El hombre de la máscara no dijo nada durante unos segundos, mientras las balas silbaban a su alrededor, bien cerca de sus hombros. Después, dijo:

—Este no es lugar seguro para un niño. ¿Qué estás haciendo aquí? —Lo preguntó lentamente, como si la respuesta fuera muy importante.

—¡Estoy intentando salir de aquí! —dijo Zeke—. Me quitaron la máscara en el piso de arriba. Pensé…

Sus pensamientos fueron interrumpidos por algo más sonoro que el simple disparo de un revólver, algo que ocurrió a espaldas del hombre de la armadura.

—¿Qué ha sido eso? —casi gritó Zeke.

El hombre se tambaleó en respuesta al estallido; se ayudó de la puerta derribada, tratando de mantener el equilibrio con sus enormes brazos.

—Ese es el Soplido Sónico del doctor Minnericht. Dispara sonido a la gente, como un cañón. —Por un instante pareció tener algo más que decir al respecto, pero cambió de idea y dijo—: Salir de aquí es buena idea. Pero no por aquí. Mejor que no… —Y después añadió—: Ezekiel. Eres tú, ¿verdad?

—¿Y tú quién eres? ¿Y qué te importa?

—Conozco a alguien que te está buscando —dijo el hombre, pero su respuesta no fue demasiado reconfortante. El primer rostro que acudió a la mente de Zeke fue el del gigante que pilotaba la nave que se estrelló en el fuerte.

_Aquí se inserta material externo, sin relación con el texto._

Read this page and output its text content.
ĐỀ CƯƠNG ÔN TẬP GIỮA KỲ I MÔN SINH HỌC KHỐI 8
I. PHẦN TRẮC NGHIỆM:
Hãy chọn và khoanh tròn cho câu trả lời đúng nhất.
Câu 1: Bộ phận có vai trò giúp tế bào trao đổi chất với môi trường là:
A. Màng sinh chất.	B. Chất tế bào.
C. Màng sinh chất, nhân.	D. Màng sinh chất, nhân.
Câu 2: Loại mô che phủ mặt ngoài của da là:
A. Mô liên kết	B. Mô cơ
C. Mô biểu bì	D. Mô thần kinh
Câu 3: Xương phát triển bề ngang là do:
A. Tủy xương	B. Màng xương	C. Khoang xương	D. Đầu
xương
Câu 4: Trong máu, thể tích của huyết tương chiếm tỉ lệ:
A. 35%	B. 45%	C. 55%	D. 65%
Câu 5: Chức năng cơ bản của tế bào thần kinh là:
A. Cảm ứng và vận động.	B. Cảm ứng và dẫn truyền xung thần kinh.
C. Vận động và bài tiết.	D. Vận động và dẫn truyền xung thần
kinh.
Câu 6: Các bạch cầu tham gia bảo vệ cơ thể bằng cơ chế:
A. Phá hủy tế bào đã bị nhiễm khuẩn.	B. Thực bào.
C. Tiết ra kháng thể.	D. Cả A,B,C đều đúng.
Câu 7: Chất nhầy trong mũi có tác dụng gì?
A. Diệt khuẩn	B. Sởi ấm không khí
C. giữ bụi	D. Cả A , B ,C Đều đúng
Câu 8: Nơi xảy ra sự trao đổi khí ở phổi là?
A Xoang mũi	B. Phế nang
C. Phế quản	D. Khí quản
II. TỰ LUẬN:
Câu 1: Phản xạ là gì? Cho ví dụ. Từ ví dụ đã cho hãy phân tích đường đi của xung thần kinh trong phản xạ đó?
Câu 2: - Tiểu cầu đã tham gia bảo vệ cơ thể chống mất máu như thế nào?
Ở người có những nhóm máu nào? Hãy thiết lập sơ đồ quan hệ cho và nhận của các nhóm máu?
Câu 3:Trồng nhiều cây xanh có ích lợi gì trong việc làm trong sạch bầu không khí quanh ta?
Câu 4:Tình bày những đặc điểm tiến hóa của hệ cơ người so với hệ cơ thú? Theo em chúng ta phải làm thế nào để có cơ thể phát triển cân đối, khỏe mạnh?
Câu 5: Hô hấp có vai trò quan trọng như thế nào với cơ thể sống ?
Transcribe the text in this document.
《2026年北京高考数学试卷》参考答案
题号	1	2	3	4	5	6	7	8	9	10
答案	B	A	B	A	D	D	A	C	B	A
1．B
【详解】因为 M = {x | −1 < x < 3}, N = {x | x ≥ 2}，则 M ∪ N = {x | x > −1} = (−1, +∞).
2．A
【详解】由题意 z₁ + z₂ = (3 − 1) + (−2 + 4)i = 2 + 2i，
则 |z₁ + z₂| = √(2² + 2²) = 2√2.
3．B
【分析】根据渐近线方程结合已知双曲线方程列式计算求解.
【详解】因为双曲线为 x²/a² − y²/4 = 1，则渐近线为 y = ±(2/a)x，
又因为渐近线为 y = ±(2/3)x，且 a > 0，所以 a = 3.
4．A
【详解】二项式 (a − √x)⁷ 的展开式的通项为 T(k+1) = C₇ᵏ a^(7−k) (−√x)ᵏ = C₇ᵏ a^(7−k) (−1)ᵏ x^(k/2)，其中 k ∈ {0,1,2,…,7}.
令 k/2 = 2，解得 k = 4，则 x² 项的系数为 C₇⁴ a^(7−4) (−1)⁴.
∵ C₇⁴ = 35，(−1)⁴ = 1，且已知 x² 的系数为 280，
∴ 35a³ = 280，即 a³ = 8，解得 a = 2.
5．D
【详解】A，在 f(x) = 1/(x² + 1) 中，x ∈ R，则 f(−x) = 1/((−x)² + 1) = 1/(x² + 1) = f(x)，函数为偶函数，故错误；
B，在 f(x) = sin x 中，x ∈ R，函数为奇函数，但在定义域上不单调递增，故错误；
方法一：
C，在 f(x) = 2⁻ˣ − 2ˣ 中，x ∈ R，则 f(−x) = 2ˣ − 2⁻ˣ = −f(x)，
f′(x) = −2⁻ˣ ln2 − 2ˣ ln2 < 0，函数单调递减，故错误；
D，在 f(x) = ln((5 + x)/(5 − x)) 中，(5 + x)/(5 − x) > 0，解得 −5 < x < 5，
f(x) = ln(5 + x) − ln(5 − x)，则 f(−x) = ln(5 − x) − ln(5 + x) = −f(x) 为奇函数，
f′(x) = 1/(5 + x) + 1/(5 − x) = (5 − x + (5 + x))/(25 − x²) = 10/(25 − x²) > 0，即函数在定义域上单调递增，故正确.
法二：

Este hombre, que bloqueaba su camino tan solo en virtud de su tamaño, podía ser un familiar, o algo peor. Podía ser tripulante o mercenario, y de todas las cosas que Zeke quería hacer, volver a enfrentarse al gigante de manos enormes era la última cosa de la lista. Además, lo preocupaba que este ser enmascarado conociera su nombre, lo que únicamente empeoraba las cosas; ahora el pirata aéreo sabía a quién estaba buscando, y mandaba soldados en su busca.

—No —dijo Zeke, como una especie de respuesta genérica a todo lo que le preguntaban—. No, olvídalo. Me marcho.

El otro negó con la cabeza, y las fisuras de su máscara crujieron cuando el metal chocó con los refuerzos de sus hombros.

—Puedes irte si quieres, pero no por aquí arriba. Te matarán.

—¡Tengo que conseguir una máscara!

—Te diré qué vamos a hacer —dijo el otro. Miró por encima de su hombro y vio algo prometedor—. Tú quédate aquí, y yo iré a buscar una.

El hombre enmascarado parecía tan infranqueable como el foso de un castillo, por mucho empeño que le pusiera Zeke. Pero si estaba dispuesto a darse un paseo un buen rato, le daría tiempo a Zeke para huir.

—Vale —susurró, y asintió.

—¿Te quedarás aquí, y no te moverás?

—No, señor, no me moveré —le aseguró Zeke.

—Bien. Vuelvo en un minuto.

Sin embargo, en cuanto el de la armadura giró sobre sus talones, Zeke saltó a su espalda y se encaminó al corazón de las revueltas.

Demasiado asustado para quedarse inmóvil y demasiado vulnerable para quedarse quieto, se agachó y echó a correr hacia la cobertura más cercana que pudo encontrar: un montón de cajas que estaba desintegrándose, astillándose pedazo a pedazo mientras las balas las consumían. Algo afilado y rápido recorrió como una llama su espalda, desgarrando su camisa de paso.